Lec 03 Loss Functions and Optimization

阅读信息

478 词 3 分钟本页总访问量加载中...

Loss Function: SVM Loss

For the N training samples \((x_i, y_i)\), define the per-sample loss \(L_i\) and the total loss as the average

\[L = \frac{1}{N} \sum_i L_i(f(x_i, W), y_i)\]

Our goal is to minimize this L.

SVM loss: each class gets a score. The correct class score should be higher than all others by at least a margin; outside the margin the loss is zero, inside the margin the loss grows with the violation.

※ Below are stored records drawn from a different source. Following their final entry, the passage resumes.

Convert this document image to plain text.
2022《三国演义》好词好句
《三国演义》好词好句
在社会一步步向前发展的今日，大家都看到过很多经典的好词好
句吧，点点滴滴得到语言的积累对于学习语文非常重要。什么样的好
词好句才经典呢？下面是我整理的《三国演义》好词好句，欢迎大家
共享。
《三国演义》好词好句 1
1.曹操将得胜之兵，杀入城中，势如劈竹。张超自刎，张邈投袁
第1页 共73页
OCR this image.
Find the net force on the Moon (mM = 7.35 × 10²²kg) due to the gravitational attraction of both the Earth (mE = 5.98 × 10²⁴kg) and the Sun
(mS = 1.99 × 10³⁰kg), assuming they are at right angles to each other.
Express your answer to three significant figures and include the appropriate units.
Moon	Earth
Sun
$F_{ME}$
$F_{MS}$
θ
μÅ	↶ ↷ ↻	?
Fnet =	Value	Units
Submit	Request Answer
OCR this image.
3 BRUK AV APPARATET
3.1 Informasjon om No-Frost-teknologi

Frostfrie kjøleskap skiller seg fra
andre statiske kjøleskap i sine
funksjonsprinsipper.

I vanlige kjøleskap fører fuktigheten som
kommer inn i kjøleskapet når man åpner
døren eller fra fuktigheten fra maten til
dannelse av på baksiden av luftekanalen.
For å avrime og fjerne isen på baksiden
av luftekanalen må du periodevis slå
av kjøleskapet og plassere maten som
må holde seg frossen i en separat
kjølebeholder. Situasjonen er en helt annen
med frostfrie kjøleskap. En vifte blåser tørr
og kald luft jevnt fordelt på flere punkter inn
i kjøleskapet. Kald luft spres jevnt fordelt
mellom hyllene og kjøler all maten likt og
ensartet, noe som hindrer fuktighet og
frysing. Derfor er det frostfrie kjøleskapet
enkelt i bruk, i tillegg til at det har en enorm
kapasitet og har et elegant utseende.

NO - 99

E.g., with a margin of 1 (\(s\) denotes the vector of scores):

\[L_i = \displaystyle \sum_{j \neq y_i} \begin{cases} 0, & s_{y_i} \ge s_j + 1 \\ s_j - s_{y_i} + 1, & \text{otherwise} \end{cases}\]

Early in training， scores are near 0, so loss is roughly (#classes - 1). The minimum loss is 0; if a \(W\) achieves zero loss then any scaled version like \(2W\) also does.

We do not only care about fitting training labels; we want good test performance. A model that fits train data too aggressively may generalize poorly. Therefore we add a regularization term \(\lambda R(W)\) to the loss to trade off margin against model simplicity so that \(W\) does not become arbitrarily complex.

Common regularizers:

L2: \(R(W) = \sum_k \sum_l W_{k,l}^2\)
L1: \(R(W) = \sum_k \sum_l |W_{k,l}|\)
Elastic net (L1 + L2): \(R(W) = \sum_k \sum_l \left(\beta W_{k,l}^2 + |W_{k,l}|\right)\)

Loss Function: Softmax Loss

This is the loss for the Softmax classifier (multinomial logistic regression). In SVM we only enforce that the correct class out-scores others by a margin. In Softmax, scores are mapped to class probabilities.

Definition of probability:

\[P(Y = k \mid X = x_i) = \frac{e^{s_k}}{\sum_j e^{s_j}}\]

Where \(s = f(x_i; W)\) and exponentiation makes every entry positive.
We want the probability of the correct class to be high; the loss is the negative log-likelihood:

\[L_i = -\log P(Y = y_i \mid X = x_i)\]

Exponentiated scores define a distribution; minimizing the loss maximizes the probability of the correct class.

SVM loss only pushes the correct score above others by the margin; Softmax loss not only wants it higher but as high as possible.
In practice, Softmax often works better.

Finding W via Gradient Descent

Different \(W\) give different loss; optimization searches for \(W\) that minimizes loss.

Gradient of \(f\): \(\nabla f = \left(\frac{\partial f}{\partial x}, \frac{\partial f}{\partial y}, \frac{\partial f}{\partial z}\right)\).
Gradient descent moves against the gradient of the loss with respect to \(W\) to approach a minimum.
To get the gradient numerically, add a small \(h\) to each element of \(W\), measure the change in loss, and approximate \(\mathrm{d}W\); this is numerical gradient checking. Writing the exact derivative formula is the analytic gradient.

Gradient descent pseudocode:

Python
while True:
    weights_grad = evaluate_gradient(loss_fun, data, weights)
    weights += -step_size * weights_grad

Stochastic Gradient Descent (SGD): computing the full loss gradient can be expensive; when loss is an average we can approximate its gradient using only part of the data.

\[\nabla_W L(W) = \frac{1}{N} \sum_{i=1}^N \nabla_W L_i(x_i, y_i, W) + \lambda \nabla_W R(W)\]

Vanilla minibatch gradient descent: instead of all data, randomly pick a small set (e.g., 256 samples) as a minibatch to estimate the gradient.

Feature Extraction for Image Matching

In practice, raw pixels vary a lot; we often extract features before matching.
If two images contain the same object but at different positions, a linear classifier on raw pixels fails because translation moves the pattern across the grid.
Better features include color histograms and Histogram of Oriented Gradients (HoG).
Another approach: sample patches to build a codebook (visual words); for a new image, encode patches by the nearest codebook words and pool those counts into features.